Can a human with IQ 100 write general AI software that a human with IQ 100 can debug?
We don't understand physics well enough to know whether time (and space ) can be arbitrarily halved over and over.
For an actual "infinity point" you would need such halving of time of computation up to a point where you actually have infinitely small time increments. The way you would define this would be via a limit and again the main premise is arbitrary halving, something that we have not seen in nature and which is a mathematical tool, rather than a hard physical fact.
Since you have physical computers, the composition of such a computer would have to lead to computations in these infinitesimal time brackets and in turn, for example, may necessitate infinitesimal matter. The way I understand the Planck length, at least as a concept, is that after some really small length of space then essentially you don't get anything smaller.
In any case, talking about a "singularity point" is an activity done by social personalities who like to sound clever. But they are not saying anything remotely clear.
As I mentioned, the other argument that one can make is to challenge the ability to indefinitely "improve yourself" as a machine, another dubious claim.
Edit: I am not a physicist, so there could be better ways to think of Planck length and discuss its validity.
Remember Zeno's paradox. "Improving" could mean "incrementally approaching a limit". It doesn't necessarily mean "marching off to infinity".

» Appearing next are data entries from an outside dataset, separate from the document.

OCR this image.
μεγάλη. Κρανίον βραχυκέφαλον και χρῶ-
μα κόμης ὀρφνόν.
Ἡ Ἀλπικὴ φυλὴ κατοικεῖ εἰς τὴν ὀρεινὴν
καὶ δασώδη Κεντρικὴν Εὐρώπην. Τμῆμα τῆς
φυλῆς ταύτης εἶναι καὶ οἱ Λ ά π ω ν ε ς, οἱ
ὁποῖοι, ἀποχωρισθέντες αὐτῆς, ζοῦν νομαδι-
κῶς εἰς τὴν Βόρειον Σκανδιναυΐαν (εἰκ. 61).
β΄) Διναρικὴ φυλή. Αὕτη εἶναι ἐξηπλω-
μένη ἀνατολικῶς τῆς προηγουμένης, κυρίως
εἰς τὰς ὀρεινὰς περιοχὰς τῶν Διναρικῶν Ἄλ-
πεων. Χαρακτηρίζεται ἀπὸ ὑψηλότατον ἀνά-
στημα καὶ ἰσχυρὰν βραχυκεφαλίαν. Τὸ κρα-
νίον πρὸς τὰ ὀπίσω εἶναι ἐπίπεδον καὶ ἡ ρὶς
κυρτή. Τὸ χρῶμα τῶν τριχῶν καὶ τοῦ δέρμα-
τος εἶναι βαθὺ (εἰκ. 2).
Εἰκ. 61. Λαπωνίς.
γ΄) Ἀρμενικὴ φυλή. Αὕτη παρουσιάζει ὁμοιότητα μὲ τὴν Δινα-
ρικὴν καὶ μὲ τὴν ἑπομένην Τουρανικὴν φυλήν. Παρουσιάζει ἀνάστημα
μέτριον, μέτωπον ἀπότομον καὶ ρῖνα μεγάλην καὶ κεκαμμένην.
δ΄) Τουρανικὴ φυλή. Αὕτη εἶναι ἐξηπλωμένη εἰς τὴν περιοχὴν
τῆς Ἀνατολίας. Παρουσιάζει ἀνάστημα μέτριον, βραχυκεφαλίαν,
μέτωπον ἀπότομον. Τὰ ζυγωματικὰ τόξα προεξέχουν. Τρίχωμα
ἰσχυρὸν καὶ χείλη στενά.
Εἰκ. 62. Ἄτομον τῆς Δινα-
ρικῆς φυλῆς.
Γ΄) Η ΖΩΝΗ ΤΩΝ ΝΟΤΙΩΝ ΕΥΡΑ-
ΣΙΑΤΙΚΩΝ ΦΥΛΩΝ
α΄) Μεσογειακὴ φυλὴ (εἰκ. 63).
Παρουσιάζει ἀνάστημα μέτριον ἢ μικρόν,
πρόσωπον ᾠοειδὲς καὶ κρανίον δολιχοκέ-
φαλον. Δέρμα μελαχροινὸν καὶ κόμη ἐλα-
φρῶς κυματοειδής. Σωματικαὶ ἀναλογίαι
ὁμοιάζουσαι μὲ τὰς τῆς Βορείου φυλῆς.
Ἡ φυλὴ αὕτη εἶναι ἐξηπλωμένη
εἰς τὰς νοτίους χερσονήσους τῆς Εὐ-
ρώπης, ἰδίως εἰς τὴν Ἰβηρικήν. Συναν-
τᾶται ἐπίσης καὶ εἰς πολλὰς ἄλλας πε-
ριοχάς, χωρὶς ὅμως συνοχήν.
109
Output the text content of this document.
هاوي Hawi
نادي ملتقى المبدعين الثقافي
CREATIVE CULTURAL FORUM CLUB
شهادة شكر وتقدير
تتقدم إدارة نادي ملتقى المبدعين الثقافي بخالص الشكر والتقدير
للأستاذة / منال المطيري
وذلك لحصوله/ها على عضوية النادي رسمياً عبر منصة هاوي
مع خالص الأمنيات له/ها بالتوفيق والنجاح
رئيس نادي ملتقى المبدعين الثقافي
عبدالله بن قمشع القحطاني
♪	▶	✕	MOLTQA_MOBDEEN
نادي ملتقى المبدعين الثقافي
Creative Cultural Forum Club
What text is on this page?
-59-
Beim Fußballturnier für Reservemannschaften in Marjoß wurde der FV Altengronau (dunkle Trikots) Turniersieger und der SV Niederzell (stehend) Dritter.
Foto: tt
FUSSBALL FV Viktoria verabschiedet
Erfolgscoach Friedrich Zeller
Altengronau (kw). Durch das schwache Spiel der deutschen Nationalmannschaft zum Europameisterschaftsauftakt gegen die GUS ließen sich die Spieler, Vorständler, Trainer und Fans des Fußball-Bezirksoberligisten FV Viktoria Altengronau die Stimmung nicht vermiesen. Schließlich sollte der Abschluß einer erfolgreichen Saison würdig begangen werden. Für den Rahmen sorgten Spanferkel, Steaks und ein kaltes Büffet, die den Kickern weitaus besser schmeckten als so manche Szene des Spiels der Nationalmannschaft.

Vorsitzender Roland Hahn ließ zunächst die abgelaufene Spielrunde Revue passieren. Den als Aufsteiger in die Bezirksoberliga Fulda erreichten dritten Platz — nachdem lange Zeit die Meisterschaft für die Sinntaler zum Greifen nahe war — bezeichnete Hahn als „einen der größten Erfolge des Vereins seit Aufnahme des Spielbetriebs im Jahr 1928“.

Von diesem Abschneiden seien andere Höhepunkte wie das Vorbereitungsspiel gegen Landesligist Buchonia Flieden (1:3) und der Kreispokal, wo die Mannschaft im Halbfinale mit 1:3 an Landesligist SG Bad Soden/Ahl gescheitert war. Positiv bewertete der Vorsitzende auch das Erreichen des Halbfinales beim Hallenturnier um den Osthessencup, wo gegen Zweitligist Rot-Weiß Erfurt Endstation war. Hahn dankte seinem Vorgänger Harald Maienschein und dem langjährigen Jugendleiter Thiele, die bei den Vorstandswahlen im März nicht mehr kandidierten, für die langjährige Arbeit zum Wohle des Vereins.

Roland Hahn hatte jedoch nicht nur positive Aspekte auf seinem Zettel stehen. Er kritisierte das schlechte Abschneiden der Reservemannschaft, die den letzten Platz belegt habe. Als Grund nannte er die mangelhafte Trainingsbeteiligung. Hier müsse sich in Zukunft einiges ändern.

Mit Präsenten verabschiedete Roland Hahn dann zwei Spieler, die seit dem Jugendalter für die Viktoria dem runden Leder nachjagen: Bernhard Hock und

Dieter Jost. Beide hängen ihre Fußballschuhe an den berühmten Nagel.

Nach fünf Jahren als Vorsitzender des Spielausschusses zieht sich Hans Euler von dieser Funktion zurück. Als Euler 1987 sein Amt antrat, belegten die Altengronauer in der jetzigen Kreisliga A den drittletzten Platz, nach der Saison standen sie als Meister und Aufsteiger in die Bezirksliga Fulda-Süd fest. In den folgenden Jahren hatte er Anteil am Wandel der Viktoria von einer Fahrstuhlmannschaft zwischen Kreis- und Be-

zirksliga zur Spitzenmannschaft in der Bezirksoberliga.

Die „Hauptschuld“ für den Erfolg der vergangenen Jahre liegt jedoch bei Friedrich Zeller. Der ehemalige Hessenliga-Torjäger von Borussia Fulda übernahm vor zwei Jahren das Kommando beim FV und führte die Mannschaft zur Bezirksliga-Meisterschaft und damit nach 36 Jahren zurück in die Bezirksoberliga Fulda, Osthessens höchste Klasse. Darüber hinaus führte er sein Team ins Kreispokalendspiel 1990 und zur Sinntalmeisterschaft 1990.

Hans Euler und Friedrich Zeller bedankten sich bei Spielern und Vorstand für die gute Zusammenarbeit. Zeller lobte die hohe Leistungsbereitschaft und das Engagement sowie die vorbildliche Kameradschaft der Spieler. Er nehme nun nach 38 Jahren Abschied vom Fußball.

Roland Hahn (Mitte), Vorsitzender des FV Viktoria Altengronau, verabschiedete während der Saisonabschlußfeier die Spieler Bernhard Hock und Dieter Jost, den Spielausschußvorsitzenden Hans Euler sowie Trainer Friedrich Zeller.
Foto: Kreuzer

Then, there's the matter of hardware. An infinitely smart AI running on finite hardware seems likely to be a contradiction. Is the AI going to be able to not just improve its code, but improve its hardware? Without depending on slow, ignorant humans, who might even be having second thoughts about the wisdom of giving this AI even more hardware? That takes considerably more than IQ 100; that takes robots carrying out the AI's wishes, which some factory needs to make. And an IQ of 100 probably isn't going to cut it to hack all the factory control systems, to take them over and have them start producing what the AI wants.